Brotli Compression Library
Python bindings for the Brotli compression library. It offers high-performance lossless compression, often achieving better ratios than gzip, particularly for text-based data. The library's releases are typically synchronized with updates to the underlying C Brotli reference implementation.
Warnings
- breaking Older versions (<= 1.1.0) are vulnerable to Denial of Service (DoS) attacks via 'decompression bombs' (e.g., highly compressed zero-filled data expanding to excessive sizes), leading to memory exhaustion. Version 1.2.0 introduces `Decompressor::can_accept_more_data` and an optional `output_buffer_limit` argument to `Decompressor::process` to mitigate this.
- gotcha Versions of brotli prior to v1.0.9 were vulnerable to an integer overflow in the decoder when processing input chunks larger than 2GiB (CVE-2020-8927).
- gotcha Attempting to decompress data that was not compressed with Brotli will raise a `brotli.error` exception. Ensure the input data is valid Brotli compressed data.
- gotcha When using `brotli.Compressor` for streaming compression, it's crucial to call the `.finish()` method at the end of the data stream. Failing to do so will result in an incomplete or corrupted compressed output, as buffered data may not be flushed.
- gotcha When interacting with files, Brotli operates on raw bytes. Files must be opened in binary mode (`'rb'` for reading, `'wb'` for writing) to avoid `TypeError` or unexpected corruption.
- gotcha HTTP client libraries like `requests` and `urllib3` automatically detect and decompress Brotli (and other) encodings if the `brotli` library is installed. If you attempt to manually decompress content that has already been automatically decompressed, it will result in `brotli.error`.
Install
-
pip install brotli
Imports
- brotli
import brotli
- compress
brotli.compress(data)
- decompress
brotli.decompress(compressed_data)
- Compressor
compressor = brotli.Compressor()
- Decompressor
decompressor = brotli.Decompressor()
- error
try: ... except brotli.error: ...
Quickstart
import brotli
# Example data (must be bytes)
original_data = b"This is some sample text data that we want to compress. It's repetitive and will benefit from Brotli's algorithm."

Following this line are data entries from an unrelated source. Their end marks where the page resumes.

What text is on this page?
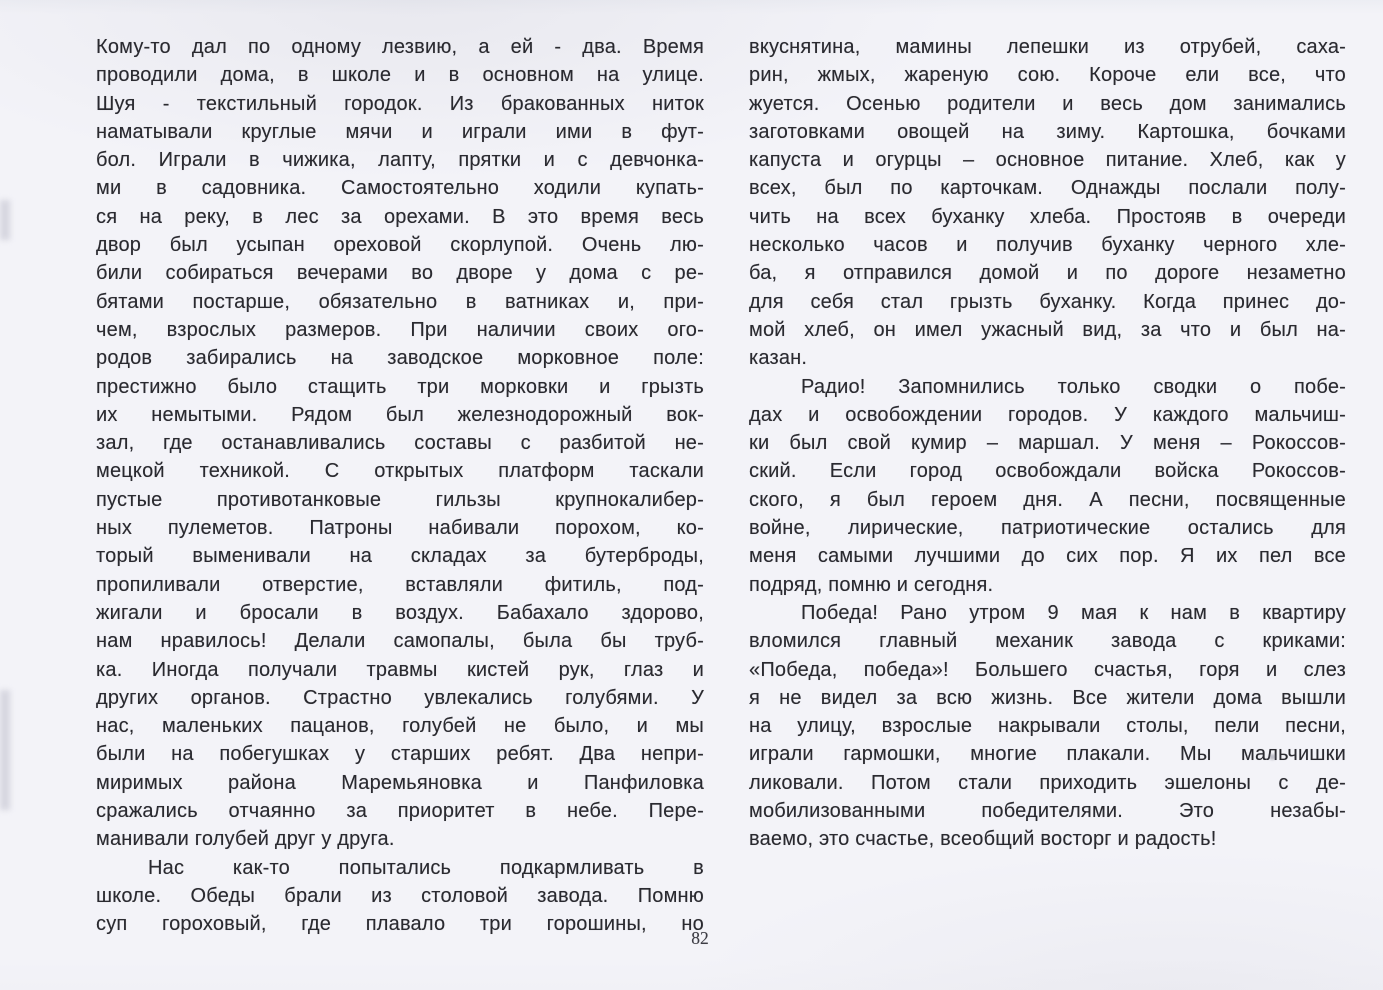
Кому-то дал по одному лезвию, а ей - два. Время
проводили дома, в школе и в основном на улице.
Шуя - текстильный городок. Из бракованных ниток
наматывали круглые мячи и играли ими в фут-
бол. Играли в чижика, лапту, прятки и с девчонка-
ми в садовника. Самостоятельно ходили купать-
ся на реку, в лес за орехами. В это время весь
двор был усыпан ореховой скорлупой. Очень лю-
били собираться вечерами во дворе у дома с ре-
бятами постарше, обязательно в ватниках и, при-
чем, взрослых размеров. При наличии своих ого-
родов забирались на заводское морковное поле:
престижно было стащить три морковки и грызть
их немытыми. Рядом был железнодорожный вок-
зал, где останавливались составы с разбитой не-
мецкой техникой. С открытых платформ таскали
пустые противотанковые гильзы крупнокалибер-
ных пулеметов. Патроны набивали порохом, ко-
торый выменивали на складах за бутерброды,
пропиливали отверстие, вставляли фитиль, под-
жигали и бросали в воздух. Бабахало здорово,
нам нравилось! Делали самопалы, была бы труб-
ка. Иногда получали травмы кистей рук, глаз и
других органов. Страстно увлекались голубями. У
нас, маленьких пацанов, голубей не было, и мы
были на побегушках у старших ребят. Два непри-
миримых района Маремьяновка и Панфиловка
сражались отчаянно за приоритет в небе. Пере-
манивали голубей друг у друга.
Нас как-то попытались подкармливать в
школе. Обеды брали из столовой завода. Помню
суп гороховый, где плавало три горошины, но
вкуснятина, мамины лепешки из отрубей, саха-
рин, жмых, жареную сою. Короче ели все, что
жуется. Осенью родители и весь дом занимались
заготовками овощей на зиму. Картошка, бочками
капуста и огурцы – основное питание. Хлеб, как у
всех, был по карточкам. Однажды послали полу-
чить на всех буханку хлеба. Простояв в очереди
несколько часов и получив буханку черного хле-
ба, я отправился домой и по дороге незаметно
для себя стал грызть буханку. Когда принес до-
мой хлеб, он имел ужасный вид, за что и был на-
казан.
Радио! Запомнились только сводки о побе-
дах и освобождении городов. У каждого мальчиш-
ки был свой кумир – маршал. У меня – Рокоссов-
ский. Если город освобождали войска Рокоссов-
ского, я был героем дня. А песни, посвященные
войне, лирические, патриотические остались для
меня самыми лучшими до сих пор. Я их пел все
подряд, помню и сегодня.
Победа! Рано утром 9 мая к нам в квартиру
вломился главный механик завода с криками:
«Победа, победа»! Большего счастья, горя и слез
я не видел за всю жизнь. Все жители дома вышли
на улицу, взрослые накрывали столы, пели песни,
играли гармошки, многие плакали. Мы мальчишки
ликовали. Потом стали приходить эшелоны с де-
мобилизованными победителями. Это незабы-
ваемо, это счастье, всеобщий восторг и радость!
82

# Compress data with default quality (11, highest compression)
# quality can range from 0 (fastest) to 11 (highest compression ratio)
compressed_data = brotli.compress(original_data, quality=5)
print(f"Original size: {len(original_data)} bytes")
print(f"Compressed size: {len(compressed_data)} bytes")
# Decompress data
decompressed_data = brotli.decompress(compressed_data)
print(f"Decompressed size: {len(decompressed_data)} bytes")
print(f"Data matches original: {original_data == decompressed_data}")
# Example of streaming compression
compressor = brotli.Compressor(quality=4)
streaming_compressed = b''
for i in range(3):
chunk = b'chunk ' + str(i).encode() + b' of data\n'
streaming_compressed += compressor.process(chunk)
streaming_compressed += compressor.finish()
print(f"\nStreaming compressed size: {len(streaming_compressed)} bytes")
# Example of streaming decompression (with output_buffer_limit for safety)
decompressor = brotli.Decompressor()
streaming_decompressed = b''
max_output_len = 1024 # Set a reasonable limit
try:
# process might raise brotli.error if output_buffer_limit is exceeded
for chunk in [streaming_compressed]: # In real usage, this would be chunks of compressed data
streaming_decompressed += decompressor.process(chunk, output_buffer_limit=max_output_len)
streaming_decompressed += decompressor.finish()
print(f"Streaming decompressed size: {len(streaming_decompressed)} bytes")
except brotli.error as e:
print(f"Decompression error: {e}")
print("Output buffer limit likely exceeded or corrupted data.")